Так, переговариваясь, кормщики вывели ладьи на середину, осмотрелись. Воины гребли изо всех сил, а камни на берегу словно стояли на месте. Мало того — явно уползали вперед!
Кормщики, опытнейшие кормщики, не раз и не два проводившие по Днепру караваны судов, почему-то не осознавали еще всей гибельности ситуации, словно кто-то вдруг застил им глаза изумрудно-зеленою пеленою. А когда осознали — было уже поздно! Захваченные мощным течением суда быстро несло к водопаду.
— Гребите! — как ужаленный, заорал Прятва. — Да гребите же…
Воины налегли на весла… Тщетно! Шум срывающейся вниз воды уже был таков, что приходилось кричать.
— Прыгайте! — отдал приказ Прятва, увидав, как другая ладья, пытаясь прибиться к берегу, была захвачена водопадом и в один миг исчезла с глаз. Только разнеслись над рекою вопли ужаса, и ухнувшее вниз с высоты в пять саженей суденышко легко раздробилось в щепки!

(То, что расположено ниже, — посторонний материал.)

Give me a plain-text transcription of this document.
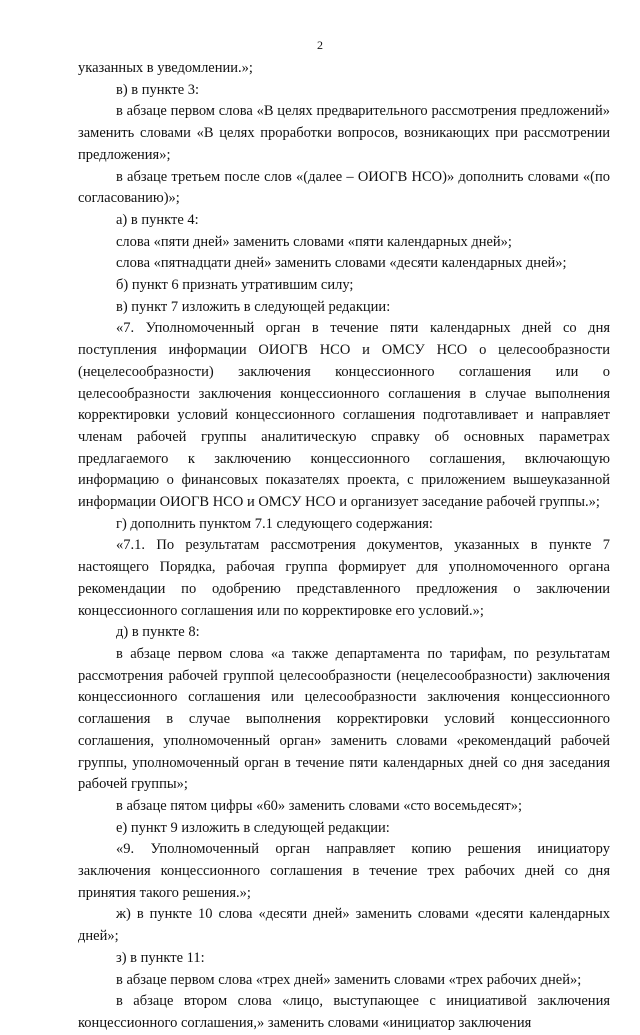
2

указанных в уведомлении.»;

в) в пункте 3:

в абзаце первом слова «В целях предварительного рассмотрения предложений» заменить словами «В целях проработки вопросов, возникающих при рассмотрении предложения»;

в абзаце третьем после слов «(далее – ОИОГВ НСО)» дополнить словами «(по согласованию)»;

а) в пункте 4:

слова «пяти дней» заменить словами «пяти календарных дней»;

слова «пятнадцати дней» заменить словами «десяти календарных дней»;

б) пункт 6 признать утратившим силу;

в) пункт 7 изложить в следующей редакции:

«7. Уполномоченный орган в течение пяти календарных дней со дня поступления информации ОИОГВ НСО и ОМСУ НСО о целесообразности (нецелесообразности) заключения концессионного соглашения или о целесообразности заключения концессионного соглашения в случае выполнения корректировки условий концессионного соглашения подготавливает и направляет членам рабочей группы аналитическую справку об основных параметрах предлагаемого к заключению концессионного соглашения, включающую информацию о финансовых показателях проекта, с приложением вышеуказанной информации ОИОГВ НСО и ОМСУ НСО и организует заседание рабочей группы.»;

г) дополнить пунктом 7.1 следующего содержания:

«7.1. По результатам рассмотрения документов, указанных в пункте 7 настоящего Порядка, рабочая группа формирует для уполномоченного органа рекомендации по одобрению представленного предложения о заключении концессионного соглашения или по корректировке его условий.»;

д) в пункте 8:

в абзаце первом слова «а также департамента по тарифам, по результатам рассмотрения рабочей группой целесообразности (нецелесообразности) заключения концессионного соглашения или целесообразности заключения концессионного соглашения в случае выполнения корректировки условий концессионного соглашения, уполномоченный орган» заменить словами «рекомендаций рабочей группы, уполномоченный орган в течение пяти календарных дней со дня заседания рабочей группы»;

в абзаце пятом цифры «60» заменить словами «сто восемьдесят»;

е) пункт 9 изложить в следующей редакции:

«9. Уполномоченный орган направляет копию решения инициатору заключения концессионного соглашения в течение трех рабочих дней со дня принятия такого решения.»;

ж) в пункте 10 слова «десяти дней» заменить словами «десяти календарных дней»;

з) в пункте 11:

в абзаце первом слова «трех дней» заменить словами «трех рабочих дней»;

в абзаце втором слова «лицо, выступающее с инициативой заключения концессионного соглашения,» заменить словами «инициатор заключения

Немногим из прыгнувших в воду воинов удалось спастись. Если б Снорри не рискнул последней ладьей — не спасся бы никто, а так хоть некоторых подобрали.
— Всем грести! — увидев перед собой камень, махнул рукой молодой варяг. — Остальных мы уже не спасем.

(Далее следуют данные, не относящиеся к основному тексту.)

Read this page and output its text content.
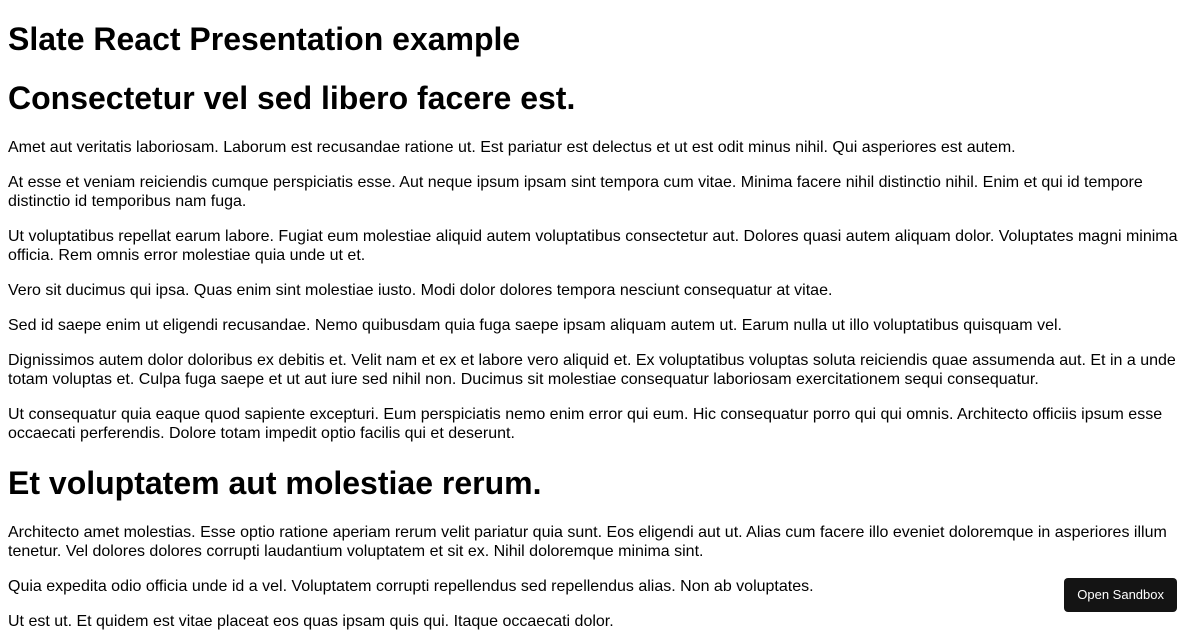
Slate React Presentation example
Consectetur vel sed libero facere est.

Amet aut veritatis laboriosam. Laborum est recusandae ratione ut. Est pariatur est delectus et ut est odit minus nihil. Qui asperiores est autem.

At esse et veniam reiciendis cumque perspiciatis esse. Aut neque ipsum ipsam sint tempora cum vitae. Minima facere nihil distinctio nihil. Enim et qui id tempore distinctio id temporibus nam fuga.

Ut voluptatibus repellat earum labore. Fugiat eum molestiae aliquid autem voluptatibus consectetur aut. Dolores quasi autem aliquam dolor. Voluptates magni minima officia. Rem omnis error molestiae quia unde ut et.

Vero sit ducimus qui ipsa. Quas enim sint molestiae iusto. Modi dolor dolores tempora nesciunt consequatur at vitae.

Sed id saepe enim ut eligendi recusandae. Nemo quibusdam quia fuga saepe ipsam aliquam autem ut. Earum nulla ut illo voluptatibus quisquam vel.

Dignissimos autem dolor doloribus ex debitis et. Velit nam et ex et labore vero aliquid et. Ex voluptatibus voluptas soluta reiciendis quae assumenda aut. Et in a unde totam voluptas et. Culpa fuga saepe et ut aut iure sed nihil non. Ducimus sit molestiae consequatur laboriosam exercitationem sequi consequatur.

Ut consequatur quia eaque quod sapiente excepturi. Eum perspiciatis nemo enim error qui eum. Hic consequatur porro qui qui omnis. Architecto officiis ipsum esse occaecati perferendis. Dolore totam impedit optio facilis qui et deserunt.

Et voluptatem aut molestiae rerum.

Architecto amet molestias. Esse optio ratione aperiam rerum velit pariatur quia sunt. Eos eligendi aut ut. Alias cum facere illo eveniet doloremque in asperiores illum tenetur. Vel dolores dolores corrupti laudantium voluptatem et sit ex. Nihil doloremque minima sint.

Quia expedita odio officia unde id a vel. Voluptatem corrupti repellendus sed repellendus alias. Non ab voluptates.

Ut est ut. Et quidem est vitae placeat eos quas ipsam quis qui. Itaque occaecati dolor.

Open Sandbox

Наперекор бурной стихии, ладья тяжело поднялась вверх по течению и, когда река стала спокойной, ткнулась носом в берег.
Выставив охранение, разожгли костер. Привычно проверив часовых, отошел в сторону Снорри, ругая себя за напрасную гибель людей.
— Однако и река, — не уставал удивляться Дивьян. — Есть и на нашей стороне реки, но эта…

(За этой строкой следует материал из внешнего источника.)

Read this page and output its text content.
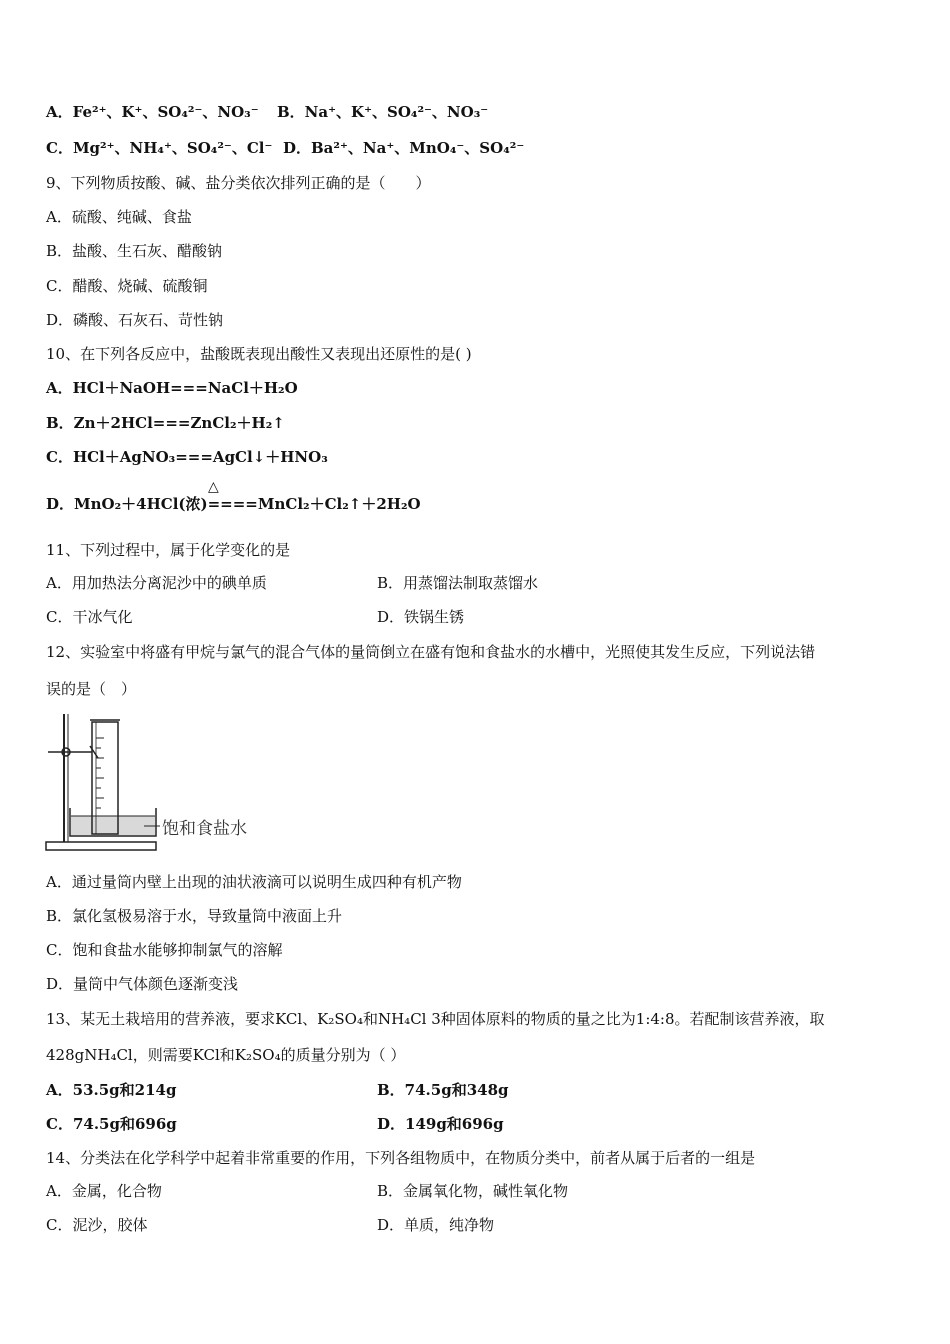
A．Fe²⁺、K⁺、SO₄²⁻、NO₃⁻ B．Na⁺、K⁺、SO₄²⁻、NO₃⁻
C．Mg²⁺、NH₄⁺、SO₄²⁻、Cl⁻ D．Ba²⁺、Na⁺、MnO₄⁻、SO₄²⁻
9、下列物质按酸、碱、盐分类依次排列正确的是（　　）
A．硫酸、纯碱、食盐
B．盐酸、生石灰、醋酸钠
C．醋酸、烧碱、硫酸铜
D．磷酸、石灰石、苛性钠
10、在下列各反应中，盐酸既表现出酸性又表现出还原性的是( )
A．HCl＋NaOH===NaCl＋H₂O
B．Zn＋2HCl===ZnCl₂＋H₂↑
C．HCl＋AgNO₃===AgCl↓＋HNO₃
△
D．MnO₂＋4HCl(浓)====MnCl₂＋Cl₂↑＋2H₂O
11、下列过程中，属于化学变化的是
A．用加热法分离泥沙中的碘单质	B．用蒸馏法制取蒸馏水
C．干冰气化	D．铁锅生锈
12、实验室中将盛有甲烷与氯气的混合气体的量筒倒立在盛有饱和食盐水的水槽中，光照使其发生反应，下列说法错
误的是（　）
饱和食盐水
A．通过量筒内壁上出现的油状液滴可以说明生成四种有机产物
B．氯化氢极易溶于水，导致量筒中液面上升
C．饱和食盐水能够抑制氯气的溶解
D．量筒中气体颜色逐渐变浅
13、某无土栽培用的营养液，要求KCl、K₂SO₄和NH₄Cl 3种固体原料的物质的量之比为1:4:8。若配制该营养液，取
428gNH₄Cl，则需要KCl和K₂SO₄的质量分别为（ ）
A．53.5g和214g	B．74.5g和348g
C．74.5g和696g	D．149g和696g
14、分类法在化学科学中起着非常重要的作用，下列各组物质中，在物质分类中，前者从属于后者的一组是
A．金属，化合物	B．金属氧化物，碱性氧化物
C．泥沙，胶体	D．单质，纯净物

— Недаром порог этот так и зовут — Ненасытец, — присев рядом, кивнул Ярил. — И, окромя порога, тут и других тьма напастей, верно, Вятша?
Парень кивнул:
— Я уж сказал воеводе Снорри, и он велел усилить стражу. Думаю, спать нам сегодня вообще не придется.
Вятша оказался прав — почти все воины, даже Ксанфий, были поставлены в стражу, да и сам Снорри, притушив костер, не собирался сомкнуть глаз. И лишь один человек спал в специально разбитом шатре — ярл.
Тьма все сгущалась, и вот уже стала настолько непроглядной, что даже пальцев на руке было не разглядеть. Правда, на небе высыпали звезды, но свет их почти не проникал вниз.
Дивьян с копьем в руках нес стражу на вершине холма. Напряженно вглядываясь в темноту, пытался высмотреть неслышно крадущиеся тени, и не видел ничего, кроме тусклого света звезд. И не понял даже, откуда взялись те, кто вышел из лесу. И никто не понял. Лишь заметили, как свет звезд на миг стал изумрудно-зеленым, а потом, прогоняя ночную тьму, ярким золотом воссиял месяц… Тогда и появились воины, вышли внезапно, и громкими голосами принялись славить Хаскульда и Дира, а кто-то даже выкрикнул здравицу «славному варягу Снорри».